I say NO, because of all the above reasons.
I say NO because I believe I am running a business and can refuse a bad investment of time and fuel.

I also OVERCHARGE and have rigged my meter Keri chutney style because I need to feed myself Keri, herself Keri, three little keris, pay for fuel, give money to sick mango cops, give my bloodstained money to the alphonso sethji who owns this god-forsaken contraption and finally I OVERCHARGE because I need that magic drink (fondly named as Desi Tharra) and that magic chew to bear it all. Yes, I earn but never enough, never enough....and there are no promotions in my job.

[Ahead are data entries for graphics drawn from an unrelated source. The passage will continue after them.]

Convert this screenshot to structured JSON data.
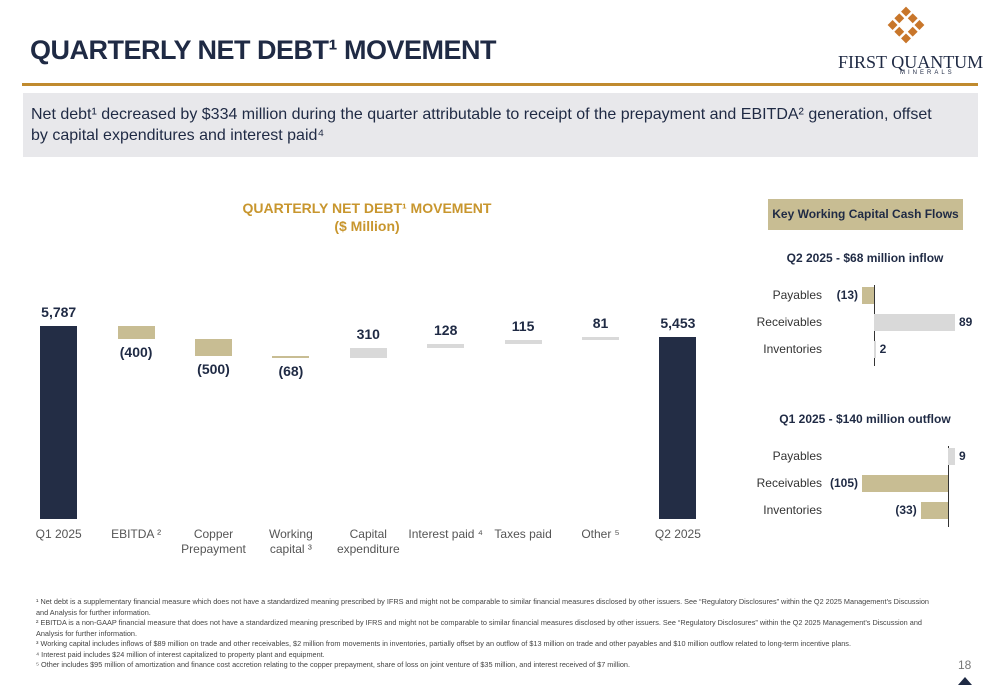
{
  "header": {
    "title": "QUARTERLY NET DEBT¹ MOVEMENT",
    "logo_name": "FIRST QUANTUM",
    "logo_sub": "MINERALS",
    "summary": "Net debt¹ decreased by $334 million during the quarter attributable to receipt of the prepayment and EBITDA² generation, offset by capital expenditures and interest paid⁴"
  },
  "panel_title": "Key Working Capital Cash Flows",
  "chart_data": [
    {
      "type": "waterfall",
      "title": "QUARTERLY NET DEBT¹ MOVEMENT",
      "subtitle": "($ Million)",
      "categories": [
        "Q1 2025",
        "EBITDA ²",
        "Copper Prepayment",
        "Working capital ³",
        "Capital expenditure",
        "Interest paid ⁴",
        "Taxes paid",
        "Other ⁵",
        "Q2 2025"
      ],
      "values": [
        5787,
        -400,
        -500,
        -68,
        310,
        128,
        115,
        81,
        5453
      ],
      "value_labels": [
        "5,787",
        "(400)",
        "(500)",
        "(68)",
        "310",
        "128",
        "115",
        "81",
        "5,453"
      ],
      "colors": {
        "total": "#232d45",
        "decrease": "#c8bd93",
        "increase": "#d9d9d9"
      }
    },
    {
      "type": "bar",
      "orientation": "horizontal",
      "title": "Q2 2025 - $68 million inflow",
      "categories": [
        "Payables",
        "Receivables",
        "Inventories"
      ],
      "values": [
        -13,
        89,
        2
      ],
      "value_labels": [
        "(13)",
        "89",
        "2"
      ],
      "colors": {
        "negative": "#c8bd93",
        "positive": "#d9d9d9"
      }
    },
    {
      "type": "bar",
      "orientation": "horizontal",
      "title": "Q1 2025 - $140 million outflow",
      "categories": [
        "Payables",
        "Receivables",
        "Inventories"
      ],
      "values": [
        9,
        -105,
        -33
      ],
      "value_labels": [
        "9",
        "(105)",
        "(33)"
      ],
      "colors": {
        "negative": "#c8bd93",
        "positive": "#d9d9d9"
      }
    }
  ],
  "footnotes": [
    "¹ Net debt is a supplementary financial measure which does not have a standardized meaning prescribed by IFRS and might not be comparable to similar financial measures disclosed by other issuers. See “Regulatory Disclosures” within the Q2 2025 Management’s Discussion and Analysis for further information.",
    "² EBITDA is a non-GAAP financial measure that does not have a standardized meaning prescribed by IFRS and might not be comparable to similar financial measures disclosed by other issuers. See “Regulatory Disclosures” within the Q2 2025 Management’s Discussion and Analysis for further information.",
    "³ Working capital includes inflows of $89 million on trade and other receivables, $2 million from movements in inventories, partially offset by an outflow of $13 million on trade and other payables and $10 million outflow related to long-term incentive plans.",
    "⁴ Interest paid includes $24 million of interest capitalized to property plant and equipment.",
    "⁵ Other includes $95 million of amortization and finance cost accretion relating to the copper prepayment, share of loss on joint venture of $35 million, and interest received of $7 million."
  ],
  "page_number": "18"
}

So, my dear big apples, 'I am sorry for inconvenience caused - but work in progress, not charity.'






Mango wala wink P.S And big apples - fyi - I earn nearly the same amount by ferrying all you alphonsos as I do by taking special mango girls at night to mango hotels and back. I earn as much by taking kiwi fruit tourists to setting wala hotels and if by the grace of Alphonso mango almighty - a Washington apple happens to flag me down, then I expect unexpected diwali bonus. So, I shall here-fore say NO and rig that meter darned fruity.

3 comments:

Gothika said...

Wow! Nicely written! But even if you show this to them, you'd still be OVERCHARGED! :P
And when you gotta goof around so much being one Keri, you really shouldn't be adding herself Keri into your life, forget begetting 3 more keris! (economical family planning law enforcements anyone?)
I dislike exploiting/refusing-to-ply rickshawallas! x(

7ark said...

I hate them too and that's why this blog. As an expression of my rage against these Auto Drivers and I believe that resentment is not always shown in opposition but by blatantly supporting the causes.

And yeah, I plan to use the bus and walk as far as possible.

SJP said...

Hey, read your blog after a long time and enjoyed it. The Mango stories are refreshing.